There isn't too much of another way. If you actually look at what's going on with the encryption, you'll see that if it encrypts the whole thing with one key, it can't decrypt it with another because that's the very point of encryption.
If you tried to use more than one key, in any way, it would be reduced to verifying the key and then using a stored key unlock the database, which is quite insecure.
Even if the program stored two copies with two different encryption keys in the same file, that both makes it easier to brute-force since getting one key makes it easy to find the other key, and clumsy because every time you edit the passwords you have to have the other key.
Tl;dr: having multiple keys possible but with only one needed is almost mathematically impossible.
One other solution you have is to get a shorter password. Reading this article, concerning AES (which is what Keepass uses), a password as simple as fluffy is puffy
would take maybe 39 miillion years to crack even though those words are very simple.

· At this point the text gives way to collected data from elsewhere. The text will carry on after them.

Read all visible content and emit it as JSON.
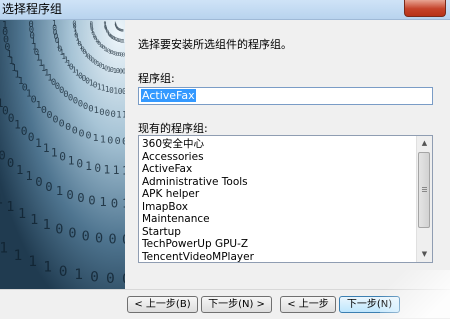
{
  "window": {
    "title": "选择程序组"
  },
  "content": {
    "instruction": "选择要安装所选组件的程序组。",
    "group_label": "程序组:",
    "group_value": "ActiveFax",
    "existing_label": "现有的程序组:",
    "groups": [
      "360安全中心",
      "Accessories",
      "ActiveFax",
      "Administrative Tools",
      "APK helper",
      "ImapBox",
      "Maintenance",
      "Startup",
      "TechPowerUp GPU-Z",
      "TencentVideoMPlayer"
    ]
  },
  "buttons": {
    "back_1": "< 上一步(B)",
    "next_1": "下一步(N) >",
    "back_2": "< 上一步",
    "next_2": "下一步(N)"
  },
  "colors": {
    "selection": "#3399ff",
    "titlebar": "#c4dbf2",
    "close": "#c5432a"
  }
}
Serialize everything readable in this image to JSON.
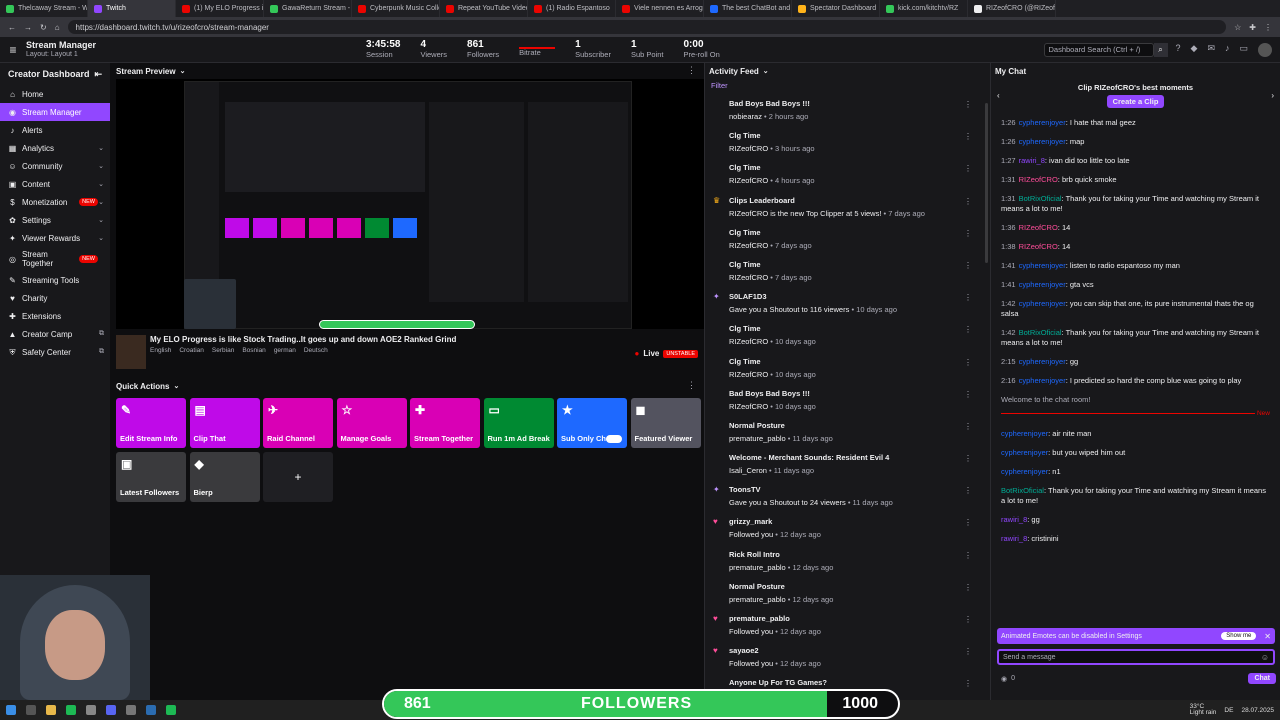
{
  "browser": {
    "tabs": [
      {
        "label": "Thelcaway Stream - Wa",
        "color": "#34c759",
        "active": false
      },
      {
        "label": "Twitch",
        "color": "#9147ff",
        "active": true
      },
      {
        "label": "(1) My ELO Progress is I",
        "color": "#eb0400",
        "active": false
      },
      {
        "label": "GawaReturn Stream - W",
        "color": "#34c759",
        "active": false
      },
      {
        "label": "Cyberpunk Music Collec",
        "color": "#eb0400",
        "active": false
      },
      {
        "label": "Repeat YouTube Videos",
        "color": "#eb0400",
        "active": false
      },
      {
        "label": "(1) Radio Espantoso",
        "color": "#eb0400",
        "active": false
      },
      {
        "label": "Viele nennen es Arroga",
        "color": "#eb0400",
        "active": false
      },
      {
        "label": "The best ChatBot and",
        "color": "#1e69ff",
        "active": false
      },
      {
        "label": "Spectator Dashboard",
        "color": "#ffb31a",
        "active": false
      },
      {
        "label": "kick.com/kitchtv/RZ",
        "color": "#34c759",
        "active": false
      },
      {
        "label": "RIZeofCRO (@RIZeofCR",
        "color": "#efeff1",
        "active": false
      }
    ],
    "url": "https://dashboard.twitch.tv/u/rizeofcro/stream-manager"
  },
  "topnav": {
    "title": "Stream Manager",
    "subtitle": "Layout: Layout 1",
    "stats": [
      {
        "value": "3:45:58",
        "label": "Session"
      },
      {
        "value": "4",
        "label": "Viewers"
      },
      {
        "value": "861",
        "label": "Followers"
      },
      {
        "value": "",
        "label": "Bitrate"
      },
      {
        "value": "1",
        "label": "Subscriber"
      },
      {
        "value": "1",
        "label": "Sub Point"
      },
      {
        "value": "0:00",
        "label": "Pre-roll On"
      }
    ],
    "search_placeholder": "Dashboard Search (Ctrl + /)"
  },
  "sidebar": {
    "title": "Creator Dashboard",
    "items": [
      {
        "label": "Home",
        "icon": "home-icon",
        "glyph": "⌂",
        "chevron": false,
        "badge": "",
        "external": false
      },
      {
        "label": "Stream Manager",
        "icon": "broadcast-icon",
        "glyph": "◉",
        "chevron": false,
        "badge": "",
        "external": false
      },
      {
        "label": "Alerts",
        "icon": "bell-icon",
        "glyph": "♪",
        "chevron": false,
        "badge": "",
        "external": false
      },
      {
        "label": "Analytics",
        "icon": "chart-icon",
        "glyph": "▦",
        "chevron": true,
        "badge": "",
        "external": false
      },
      {
        "label": "Community",
        "icon": "people-icon",
        "glyph": "☺",
        "chevron": true,
        "badge": "",
        "external": false
      },
      {
        "label": "Content",
        "icon": "film-icon",
        "glyph": "▣",
        "chevron": true,
        "badge": "",
        "external": false
      },
      {
        "label": "Monetization",
        "icon": "coin-icon",
        "glyph": "$",
        "chevron": true,
        "badge": "NEW",
        "external": false
      },
      {
        "label": "Settings",
        "icon": "gear-icon",
        "glyph": "✿",
        "chevron": true,
        "badge": "",
        "external": false
      },
      {
        "label": "Viewer Rewards",
        "icon": "gift-icon",
        "glyph": "✦",
        "chevron": true,
        "badge": "",
        "external": false
      },
      {
        "label": "Stream Together",
        "icon": "together-icon",
        "glyph": "◎",
        "chevron": false,
        "badge": "NEW",
        "external": false
      },
      {
        "label": "Streaming Tools",
        "icon": "tools-icon",
        "glyph": "✎",
        "chevron": false,
        "badge": "",
        "external": false
      },
      {
        "label": "Charity",
        "icon": "heart-icon",
        "glyph": "♥",
        "chevron": false,
        "badge": "",
        "external": false
      },
      {
        "label": "Extensions",
        "icon": "puzzle-icon",
        "glyph": "✚",
        "chevron": false,
        "badge": "",
        "external": false
      },
      {
        "label": "Creator Camp",
        "icon": "camp-icon",
        "glyph": "▲",
        "chevron": false,
        "badge": "",
        "external": true
      },
      {
        "label": "Safety Center",
        "icon": "shield-icon",
        "glyph": "⛨",
        "chevron": false,
        "badge": "",
        "external": true
      }
    ]
  },
  "preview": {
    "header": "Stream Preview",
    "title": "My ELO Progress is like Stock Trading..It goes up and down AOE2 Ranked Grind",
    "tags": [
      "English",
      "Croatian",
      "Serbian",
      "Bosnian",
      "german",
      "Deutsch"
    ],
    "live": "Live",
    "status": "UNSTABLE"
  },
  "quick_actions": {
    "header": "Quick Actions",
    "add_label": "+",
    "items": [
      {
        "label": "Edit Stream Info",
        "color": "#bf0ae8",
        "icon": "pencil-icon",
        "glyph": "✎"
      },
      {
        "label": "Clip That",
        "color": "#bf0ae8",
        "icon": "clip-icon",
        "glyph": "▤"
      },
      {
        "label": "Raid Channel",
        "color": "#d900b5",
        "icon": "raid-icon",
        "glyph": "✈"
      },
      {
        "label": "Manage Goals",
        "color": "#d900b5",
        "icon": "star-icon",
        "glyph": "☆"
      },
      {
        "label": "Stream Together",
        "color": "#d900b5",
        "icon": "add-person-icon",
        "glyph": "✚"
      },
      {
        "label": "Run 1m Ad Break",
        "color": "#008a32",
        "icon": "ad-icon",
        "glyph": "▭"
      },
      {
        "label": "Sub Only Chat",
        "color": "#1e69ff",
        "icon": "sub-star-icon",
        "glyph": "★"
      },
      {
        "label": "Featured Viewer",
        "color": "#53535f",
        "icon": "featured-icon",
        "glyph": "◼"
      },
      {
        "label": "Latest Followers",
        "color": "#3a3a3d",
        "icon": "followers-icon",
        "glyph": "▣"
      },
      {
        "label": "Bierp",
        "color": "#3a3a3d",
        "icon": "bierp-icon",
        "glyph": "◆"
      }
    ]
  },
  "activity": {
    "header": "Activity Feed",
    "filter": "Filter",
    "items": [
      {
        "title": "Bad Boys Bad Boys !!!",
        "user": "nobiearaz",
        "time": "2 hours ago",
        "icon": "",
        "glyph": ""
      },
      {
        "title": "Clg Time",
        "user": "RIZeofCRO",
        "time": "3 hours ago",
        "icon": "",
        "glyph": ""
      },
      {
        "title": "Clg Time",
        "user": "RIZeofCRO",
        "time": "4 hours ago",
        "icon": "",
        "glyph": ""
      },
      {
        "title": "Clips Leaderboard",
        "user": "RIZeofCRO is the new Top Clipper at 5 views!",
        "time": "7 days ago",
        "icon": "trophy-icon",
        "glyph": "♛"
      },
      {
        "title": "Clg Time",
        "user": "RIZeofCRO",
        "time": "7 days ago",
        "icon": "",
        "glyph": ""
      },
      {
        "title": "Clg Time",
        "user": "RIZeofCRO",
        "time": "7 days ago",
        "icon": "",
        "glyph": ""
      },
      {
        "title": "S0LAF1D3",
        "user": "Gave you a Shoutout to 116 viewers",
        "time": "10 days ago",
        "icon": "shoutout-icon",
        "glyph": "✦"
      },
      {
        "title": "Clg Time",
        "user": "RIZeofCRO",
        "time": "10 days ago",
        "icon": "",
        "glyph": ""
      },
      {
        "title": "Clg Time",
        "user": "RIZeofCRO",
        "time": "10 days ago",
        "icon": "",
        "glyph": ""
      },
      {
        "title": "Bad Boys Bad Boys !!!",
        "user": "RIZeofCRO",
        "time": "10 days ago",
        "icon": "",
        "glyph": ""
      },
      {
        "title": "Normal Posture",
        "user": "premature_pablo",
        "time": "11 days ago",
        "icon": "",
        "glyph": ""
      },
      {
        "title": "Welcome - Merchant Sounds: Resident Evil 4",
        "user": "Isali_Ceron",
        "time": "11 days ago",
        "icon": "",
        "glyph": ""
      },
      {
        "title": "ToonsTV",
        "user": "Gave you a Shoutout to 24 viewers",
        "time": "11 days ago",
        "icon": "shoutout-icon",
        "glyph": "✦"
      },
      {
        "title": "grizzy_mark",
        "user": "Followed you",
        "time": "12 days ago",
        "icon": "heart-icon",
        "glyph": "♥"
      },
      {
        "title": "Rick Roll Intro",
        "user": "premature_pablo",
        "time": "12 days ago",
        "icon": "",
        "glyph": ""
      },
      {
        "title": "Normal Posture",
        "user": "premature_pablo",
        "time": "12 days ago",
        "icon": "",
        "glyph": ""
      },
      {
        "title": "premature_pablo",
        "user": "Followed you",
        "time": "12 days ago",
        "icon": "heart-icon",
        "glyph": "♥"
      },
      {
        "title": "sayaoe2",
        "user": "Followed you",
        "time": "12 days ago",
        "icon": "heart-icon",
        "glyph": "♥"
      },
      {
        "title": "Anyone Up For TG Games?",
        "user": "",
        "time": "",
        "icon": "",
        "glyph": ""
      }
    ]
  },
  "chat": {
    "header": "My Chat",
    "clip_title": "Clip RIZeofCRO's best moments",
    "clip_button": "Create a Clip",
    "messages": [
      {
        "time": "1:26",
        "user": "cypherenjoyer",
        "ucls": "u",
        "text": ": I hate that mal geez"
      },
      {
        "time": "1:26",
        "user": "cypherenjoyer",
        "ucls": "u",
        "text": ": map"
      },
      {
        "time": "1:27",
        "user": "rawiri_8",
        "ucls": "u2",
        "text": ": ivan did too little too late"
      },
      {
        "time": "1:31",
        "user": "RIZeofCRO",
        "ucls": "u3",
        "text": ": brb quick smoke"
      },
      {
        "time": "1:31",
        "user": "BotRixOficial",
        "ucls": "u4",
        "text": ": Thank you for taking your Time and watching my Stream it means a lot to me!"
      },
      {
        "time": "1:36",
        "user": "RIZeofCRO",
        "ucls": "u3",
        "text": ": 14"
      },
      {
        "time": "1:38",
        "user": "RIZeofCRO",
        "ucls": "u3",
        "text": ": 14"
      },
      {
        "time": "1:41",
        "user": "cypherenjoyer",
        "ucls": "u",
        "text": ": listen to radio espantoso my man"
      },
      {
        "time": "1:41",
        "user": "cypherenjoyer",
        "ucls": "u",
        "text": ": gta vcs"
      },
      {
        "time": "1:42",
        "user": "cypherenjoyer",
        "ucls": "u",
        "text": ": you can skip that one, its pure instrumental thats the og salsa"
      },
      {
        "time": "1:42",
        "user": "BotRixOficial",
        "ucls": "u4",
        "text": ": Thank you for taking your Time and watching my Stream it means a lot to me!"
      },
      {
        "time": "2:15",
        "user": "cypherenjoyer",
        "ucls": "u",
        "text": ": gg"
      },
      {
        "time": "2:16",
        "user": "cypherenjoyer",
        "ucls": "u",
        "text": ": I predicted so hard the comp blue was going to play"
      }
    ],
    "welcome": "Welcome to the chat room!",
    "new_label": "New",
    "recent": [
      {
        "time": "",
        "user": "cypherenjoyer",
        "ucls": "u",
        "text": ": air nite man"
      },
      {
        "time": "",
        "user": "cypherenjoyer",
        "ucls": "u",
        "text": ": but you wiped him out"
      },
      {
        "time": "",
        "user": "cypherenjoyer",
        "ucls": "u",
        "text": ": n1"
      },
      {
        "time": "",
        "user": "BotRixOficial",
        "ucls": "u4",
        "text": ": Thank you for taking your Time and watching my Stream it means a lot to me!"
      },
      {
        "time": "",
        "user": "rawiri_8",
        "ucls": "u2",
        "text": ": gg"
      },
      {
        "time": "",
        "user": "rawiri_8",
        "ucls": "u2",
        "text": ": cristinini"
      }
    ],
    "notice": "Animated Emotes can be disabled in Settings",
    "notice_button": "Show me",
    "input_placeholder": "Send a message",
    "chat_button": "Chat",
    "points": "0"
  },
  "follower_goal": {
    "current": "861",
    "label": "FOLLOWERS",
    "target": "1000",
    "progress": 0.861
  },
  "taskbar": {
    "weather": "33°C",
    "weather_desc": "Light rain",
    "date": "28.07.2025",
    "lang": "DE"
  },
  "colors": {
    "accent": "#9147ff",
    "live": "#eb0400",
    "green": "#34c759"
  }
}
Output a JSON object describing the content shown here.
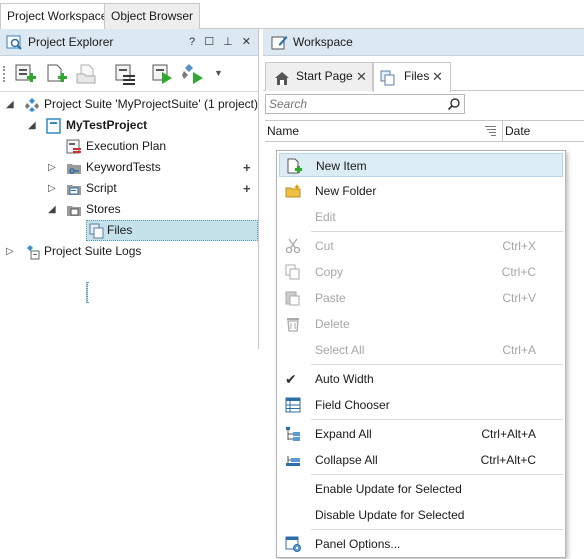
{
  "top_tabs": [
    "Project Workspace",
    "Object Browser"
  ],
  "explorer": {
    "title": "Project Explorer",
    "controls": "? ☐ ⊥ ✕"
  },
  "tree": [
    {
      "label": "Project Suite 'MyProjectSuite' (1 project)"
    },
    {
      "label": "MyTestProject"
    },
    {
      "label": "Execution Plan"
    },
    {
      "label": "KeywordTests"
    },
    {
      "label": "Script"
    },
    {
      "label": "Stores"
    },
    {
      "label": "Files"
    },
    {
      "label": "Project Suite Logs"
    }
  ],
  "workspace": {
    "title": "Workspace",
    "tabs": [
      "Start Page",
      "Files"
    ],
    "search_placeholder": "Search",
    "columns": [
      "Name",
      "Date"
    ]
  },
  "menu": [
    {
      "label": "New Item",
      "shortcut": ""
    },
    {
      "label": "New Folder",
      "shortcut": ""
    },
    {
      "label": "Edit",
      "shortcut": ""
    },
    {
      "label": "Cut",
      "shortcut": "Ctrl+X"
    },
    {
      "label": "Copy",
      "shortcut": "Ctrl+C"
    },
    {
      "label": "Paste",
      "shortcut": "Ctrl+V"
    },
    {
      "label": "Delete",
      "shortcut": ""
    },
    {
      "label": "Select All",
      "shortcut": "Ctrl+A"
    },
    {
      "label": "Auto Width",
      "shortcut": ""
    },
    {
      "label": "Field Chooser",
      "shortcut": ""
    },
    {
      "label": "Expand All",
      "shortcut": "Ctrl+Alt+A"
    },
    {
      "label": "Collapse All",
      "shortcut": "Ctrl+Alt+C"
    },
    {
      "label": "Enable Update for Selected",
      "shortcut": ""
    },
    {
      "label": "Disable Update for Selected",
      "shortcut": ""
    },
    {
      "label": "Panel Options...",
      "shortcut": ""
    }
  ],
  "colors": {
    "accent": "#2e8bc0",
    "highlight": "#c5e1ea",
    "green": "#2fa82f"
  }
}
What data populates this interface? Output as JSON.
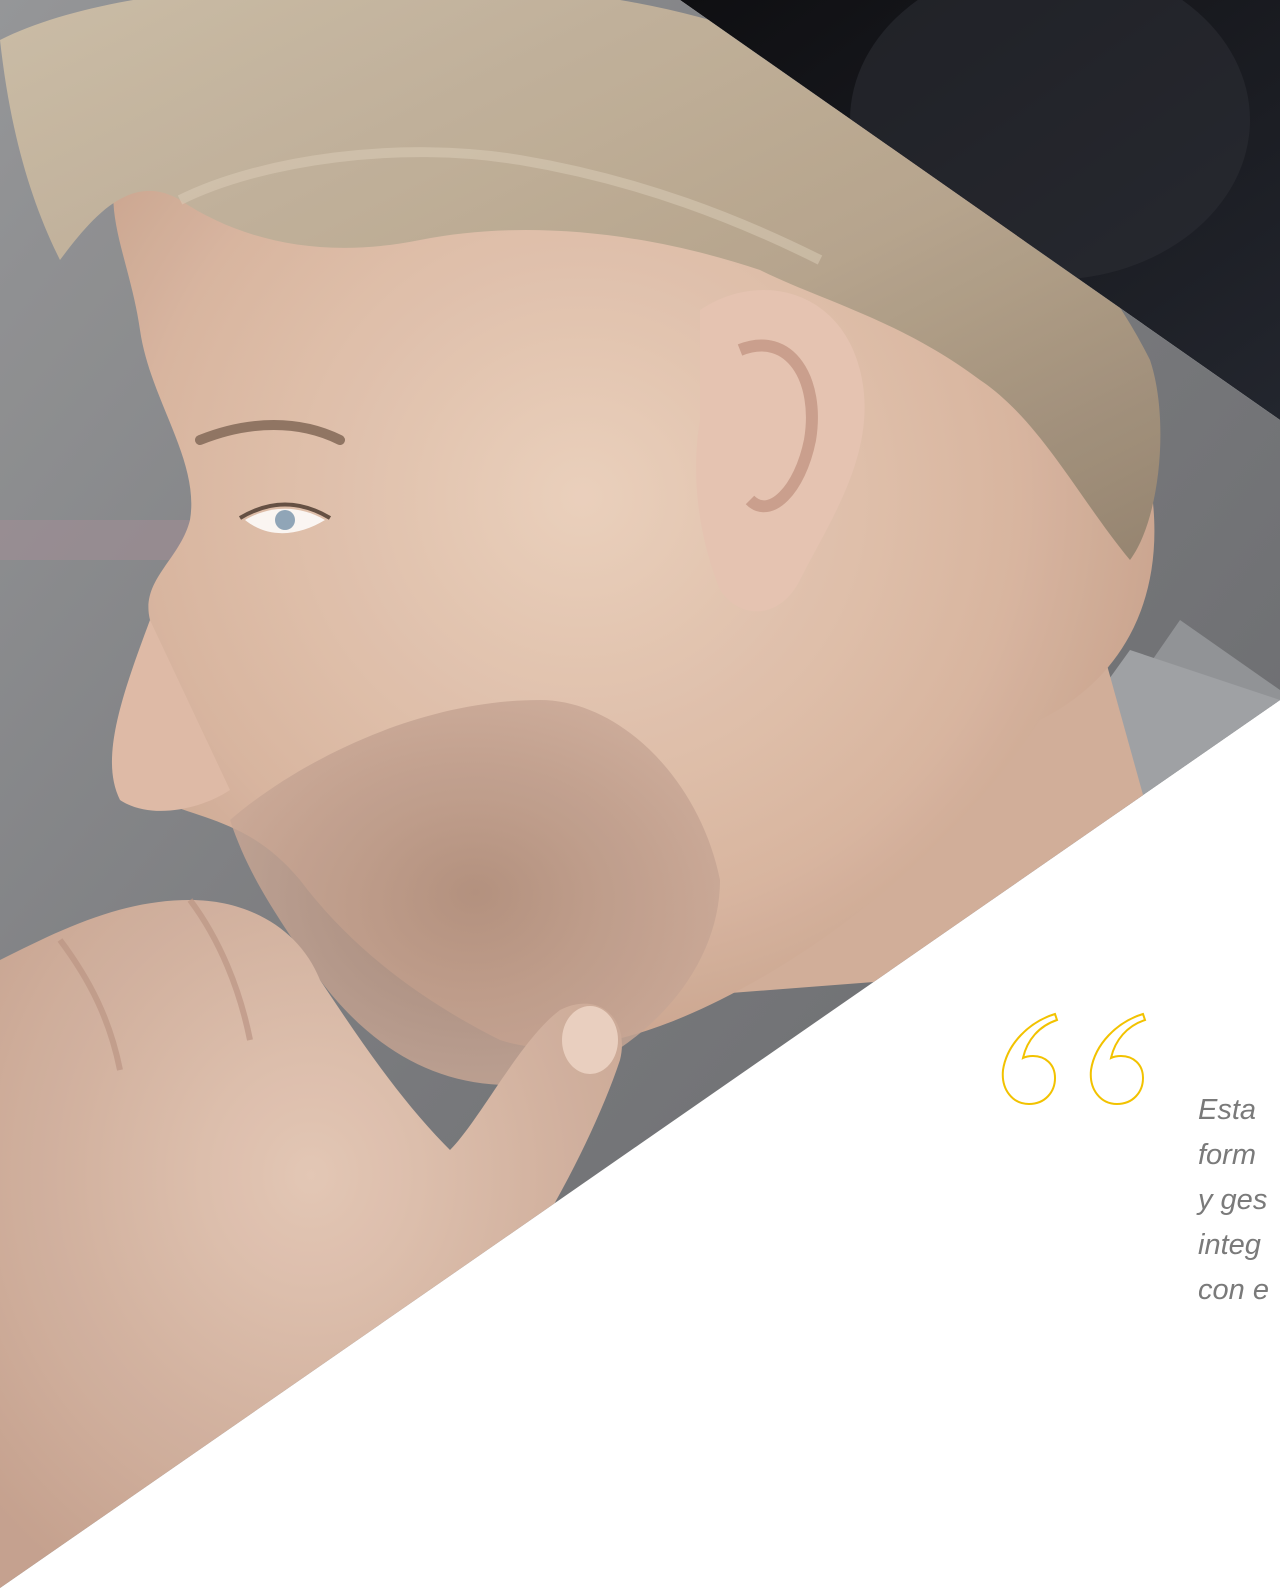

By comparison then, Keepass hashes the password 6,000 times by default (and if you set it to 2 million it would still barely break a sweat) which makes any sort of mathematical trickery useless. You can use the pronouncable and lower+upper+num settings on passwd.me to generate a password that's easy to learn and remember but hard to brute force or guess, like tahter.3usandu
. Heck, you might even end up learning Japanese :-).